Friday, March 30, 2012

Understanding SuperAgent Network Regions

I've found that many people don't understand the concept of regions in a network definition in SuperAgent.  Given the power of a region to make defining networks easier and give more granular reports, I'm actually quite surprised that it hasn't been evangelized a bit more.  So, here's my explanation:

SuperAgent organizes data according into buckets.  SA could store the analysis data for every single client IP address in its own bucket in the database, but that's kind of the point of MTP.  Also, having reports that are that granular are only helpful if you already know where the problem is.  In addition, if you think about it, storing the analysis of two client IP addresses in two individual buckets in the database doesn't make sense if those two client IP addresses are connected to the same switch, which is using the same router to get to the WAN which is coming into the same network hardware in the datacenter.  If the two clients are using all the same network hardware, measuring two different network round trip times for those two clients is virtually impossible.  Think about it, the only thing that is different is the client's NIC, which doesn't really affect SA metrics, due to modern technologies like TCP offload engine (TOE) which bring the ACK turn around time on the NIC down to sub-millisecond.

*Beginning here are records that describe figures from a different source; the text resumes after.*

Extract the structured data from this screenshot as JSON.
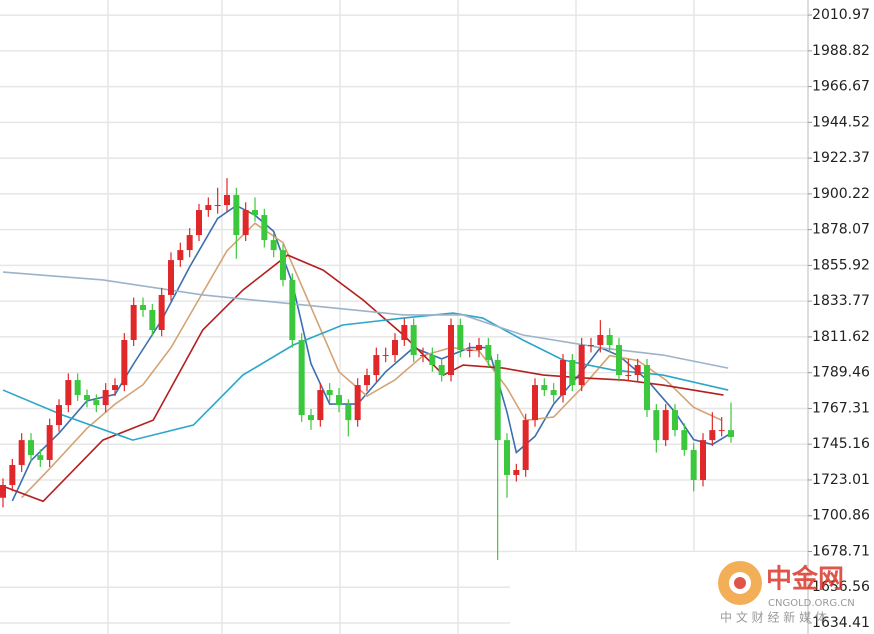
{
  "chart_data": {
    "type": "candlestick",
    "open": [
      1712.0,
      1719.9,
      1732.3,
      1747.7,
      1738.4,
      1735.4,
      1757.0,
      1769.4,
      1784.9,
      1775.6,
      1772.5,
      1769.4,
      1778.7,
      1781.8,
      1809.7,
      1831.4,
      1828.3,
      1815.9,
      1837.6,
      1859.2,
      1865.4,
      1874.7,
      1890.2,
      1893.3,
      1893.3,
      1899.5,
      1874.7,
      1890.2,
      1887.1,
      1871.6,
      1865.4,
      1846.9,
      1809.7,
      1763.2,
      1760.1,
      1778.7,
      1775.6,
      1769.4,
      1760.1,
      1781.8,
      1788.0,
      1800.4,
      1800.4,
      1809.7,
      1819.0,
      1800.4,
      1800.4,
      1794.2,
      1788.0,
      1819.0,
      1803.5,
      1803.5,
      1806.6,
      1797.3,
      1747.7,
      1726.1,
      1729.2,
      1760.1,
      1781.8,
      1778.7,
      1775.6,
      1797.3,
      1781.8,
      1806.6,
      1806.6,
      1812.8,
      1806.6,
      1788.0,
      1788.0,
      1794.2,
      1766.3,
      1747.7,
      1766.3,
      1753.9,
      1741.6,
      1723.0,
      1747.7,
      1753.9,
      1753.9
    ],
    "high": [
      1724,
      1736,
      1752,
      1752,
      1742,
      1761,
      1773,
      1789,
      1789,
      1779,
      1776,
      1783,
      1786,
      1814,
      1836,
      1836,
      1832,
      1842,
      1864,
      1870,
      1879,
      1894,
      1898,
      1904,
      1910,
      1904,
      1895,
      1898,
      1891,
      1876,
      1869,
      1851,
      1814,
      1767,
      1783,
      1783,
      1780,
      1773,
      1786,
      1792,
      1805,
      1805,
      1814,
      1823,
      1823,
      1805,
      1805,
      1798,
      1823,
      1823,
      1808,
      1811,
      1811,
      1801,
      1752,
      1733,
      1764,
      1786,
      1786,
      1783,
      1801,
      1801,
      1811,
      1811,
      1822,
      1817,
      1811,
      1798,
      1798,
      1798,
      1770,
      1770,
      1770,
      1758,
      1746,
      1752,
      1765,
      1762,
      1771
    ],
    "low": [
      1706,
      1716,
      1728,
      1734,
      1731,
      1731,
      1753,
      1765,
      1772,
      1768,
      1765,
      1765,
      1775,
      1778,
      1806,
      1824,
      1812,
      1812,
      1834,
      1855,
      1861,
      1871,
      1886,
      1888,
      1889,
      1860,
      1871,
      1883,
      1867,
      1861,
      1843,
      1805,
      1759,
      1754,
      1756,
      1771,
      1765,
      1750,
      1756,
      1778,
      1784,
      1796,
      1796,
      1806,
      1796,
      1796,
      1790,
      1784,
      1784,
      1799,
      1799,
      1799,
      1793,
      1673.4,
      1712,
      1722,
      1725,
      1756,
      1775,
      1771,
      1771,
      1778,
      1778,
      1802,
      1802,
      1802,
      1784,
      1784,
      1784,
      1762,
      1740,
      1744,
      1750,
      1738,
      1716,
      1719,
      1744,
      1750,
      1746
    ],
    "close": [
      1719.9,
      1732.3,
      1747.7,
      1738.4,
      1735.4,
      1757.0,
      1769.4,
      1784.9,
      1775.6,
      1772.5,
      1769.4,
      1778.7,
      1781.8,
      1809.7,
      1831.4,
      1828.3,
      1815.9,
      1837.6,
      1859.2,
      1865.4,
      1874.7,
      1890.2,
      1893.3,
      1893.3,
      1899.5,
      1874.7,
      1890.2,
      1887.1,
      1871.6,
      1865.4,
      1846.9,
      1809.7,
      1763.2,
      1760.1,
      1778.7,
      1775.6,
      1769.4,
      1760.1,
      1781.8,
      1788.0,
      1800.4,
      1800.4,
      1809.7,
      1819.0,
      1800.4,
      1800.4,
      1794.2,
      1788.0,
      1819.0,
      1803.5,
      1803.5,
      1806.6,
      1797.3,
      1747.7,
      1726.1,
      1729.2,
      1760.1,
      1781.8,
      1778.7,
      1775.6,
      1797.3,
      1781.8,
      1806.6,
      1806.6,
      1812.8,
      1806.6,
      1788.0,
      1788.0,
      1794.2,
      1766.3,
      1747.7,
      1766.3,
      1753.9,
      1741.6,
      1723.0,
      1747.7,
      1753.9,
      1753.9,
      1749.6
    ],
    "up_color": "#e0282a",
    "down_color": "#3cc83c",
    "series": [
      {
        "color": "#3b6fb0",
        "x": [
          1,
          3,
          6,
          9,
          12,
          14,
          17,
          20,
          23,
          25,
          27,
          29,
          31,
          33,
          35,
          38,
          41,
          44,
          47,
          50,
          52,
          54,
          55,
          57,
          59,
          62,
          64,
          66,
          69,
          72,
          74,
          76,
          78
        ],
        "values": [
          1710,
          1735,
          1752,
          1772,
          1776,
          1795,
          1822,
          1855,
          1885,
          1893,
          1887,
          1877,
          1845,
          1795,
          1770,
          1770,
          1790,
          1805,
          1798,
          1805,
          1805,
          1765,
          1740,
          1750,
          1770,
          1790,
          1805,
          1800,
          1785,
          1765,
          1748,
          1745,
          1752
        ]
      },
      {
        "color": "#d4a373",
        "x": [
          2,
          5,
          9,
          12,
          15,
          18,
          21,
          24,
          27,
          30,
          33,
          36,
          39,
          42,
          45,
          48,
          51,
          54,
          56,
          59,
          62,
          65,
          68,
          71,
          74,
          77
        ],
        "values": [
          1712,
          1730,
          1755,
          1770,
          1782,
          1805,
          1835,
          1865,
          1882,
          1870,
          1830,
          1790,
          1775,
          1785,
          1800,
          1805,
          1803,
          1780,
          1760,
          1762,
          1780,
          1800,
          1797,
          1785,
          1768,
          1760
        ]
      },
      {
        "color": "#b3201f",
        "x": [
          0,
          4.3,
          10.7,
          16.1,
          21.4,
          25.7,
          30.5,
          34.3,
          38.6,
          42.9,
          47.2,
          49.3,
          53.6,
          57.9,
          62.2,
          66.5,
          70.7,
          77.2
        ],
        "values": [
          1719.1,
          1709.8,
          1747.7,
          1760.1,
          1815.9,
          1840.6,
          1862.3,
          1853.0,
          1834.4,
          1812.8,
          1788.0,
          1794.2,
          1792.3,
          1788.0,
          1786.2,
          1784.9,
          1781.8,
          1775.6
        ]
      },
      {
        "color": "#2aa6c9",
        "x": [
          0,
          6.4,
          13.9,
          20.4,
          25.7,
          31.1,
          36.4,
          42.9,
          48.2,
          51.4,
          55.7,
          60.0,
          65.4,
          70.7,
          77.7
        ],
        "values": [
          1778.7,
          1763.2,
          1747.7,
          1757.0,
          1788.0,
          1806.6,
          1819.0,
          1823.3,
          1826.4,
          1823.3,
          1809.7,
          1797.3,
          1791.1,
          1788.0,
          1778.7
        ]
      },
      {
        "color": "#9db3c8",
        "x": [
          0,
          10.7,
          21.4,
          32.2,
          42.9,
          49.3,
          55.7,
          64.3,
          70.7,
          77.7
        ],
        "values": [
          1851.8,
          1846.9,
          1837.6,
          1831.4,
          1825.2,
          1825.2,
          1812.8,
          1804.7,
          1800.4,
          1792.3
        ]
      }
    ],
    "ylim": [
      1627.6,
      2020.3
    ],
    "yticks": [
      2010.97,
      1988.82,
      1966.67,
      1944.52,
      1922.37,
      1900.22,
      1878.07,
      1855.92,
      1833.77,
      1811.62,
      1789.46,
      1767.31,
      1745.16,
      1723.01,
      1700.86,
      1678.71,
      1656.56,
      1634.41
    ],
    "grid": true
  },
  "watermark": {
    "title": "中金网",
    "domain": "CNGOLD.ORG.CN",
    "tagline": "中 文 财 经 新 媒 体"
  }
}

Ok, so there's the reason to summarize networks according to the network path.  If a bunch of IP addresses use the same network path to get back to the servers monitored by SA, there's not much value in storing the analysis on a per-IP basis.

However, for groups of IP addresses that do use different network infrastructure, it is imperative to separate them so that the differentiating network hardware can be isolated and therefore identified and troubleshot (troubleshooted?).

Therefore SA provides the ability to define client networks.  Each client network instructs SA how to group IP address blocks together and treat them as one unit for analysis and storage.  Each network definition should only contain the IP addresses that share all of their network infrastructure.

This is nice because it cuts down on the amount of configuration required in SA.  To illustrate, let me give an example.  A US company has decided that its IP address scheme is to allocate an entire /10 block of IP addresses to each time zone (e.g. 10.0.0.0/10 for Eastern, 10.64.0.0/10 for Central, 10.128.0.0/10 for Mountain, and 10.192.0.0/10 for Pacific).  It then decides to allocate an entire /19 block of IP addresses to each site within that time zone (e.g. 10.30.0.0/19 for NYC, 10.74.32.0/19 for Chicago, & 10.200.128.0/19 for LAX, among others).  This is actually really easy to configure in SA.  The networks would be defined in SA as such:
Network NameNetworkMask
EST10.0.0.010
CST10.64.0.010
MST10.128.0.010
PST10.192.0.010
NYC10.30.0.019
......19
CHI10.74.32.019
......19
LAX10.200.128.019
......19
Each of the time zone IP address blocks should be configured so that any clients in the time zone that don't match a site definition get categorized somewhere.  Any traffic showing up in those networks is an indicator that a site is missing.  On a side note, the time zone networks could be given their own network type and special, tighter thresholds could be applied so that incidents trip immediately for any amount of NRTT.  A special network incident response could be setup to send an email to the SA admin to notify him/her that traffic has been seen on a time zone network (indicating a site network definition that is either missing or incomplete).

While this is great, the network administrators at the US based company decided that a standard of 32 VLANs should be implemented at every site.  Each VLAN should be a /24 subnet and each VLAN has a standard use (floor 1, floor 2, floor 3, printers, servers, wireless, etc.).  With the networks above defined in SA, the network administrator won't be able to differentiate between bad performance on a wireless VLAN and bad performance on a wired VLAN.  At this point the administrator has two options: 1) either he can rebuild all the network definitions defining every single /24 subnet or 2) he can define 32 regions in each of the site network definitions.  The better option is #2.  Here's why:

Defining 32 regions on a /19 network definition in SA is equivalent to defining all 32 /24 sub-subnets within that /19 network.  It's shorthand.  Once defined, the /19 network definition will have a plus sign (+) next to it.  When clicked, the admin can see that SA actually has 32 networks defined within that /19.  The nice thing is that they are all grouped together according to site (/19 network).

One disadvantage is that the name originally assigned to the /19 network is the same one originally assigned to all the sub-subnets (regions).  This however can be overcome by expanding a /19 (hitting the plus sign) and renaming the VLANs as necessary.  Each region can be named individually.  The way to get around this is to use option 1 and create a CSV containing all the /24 networks each with a site name prefix and a VLAN designator (name and/or VLAN number).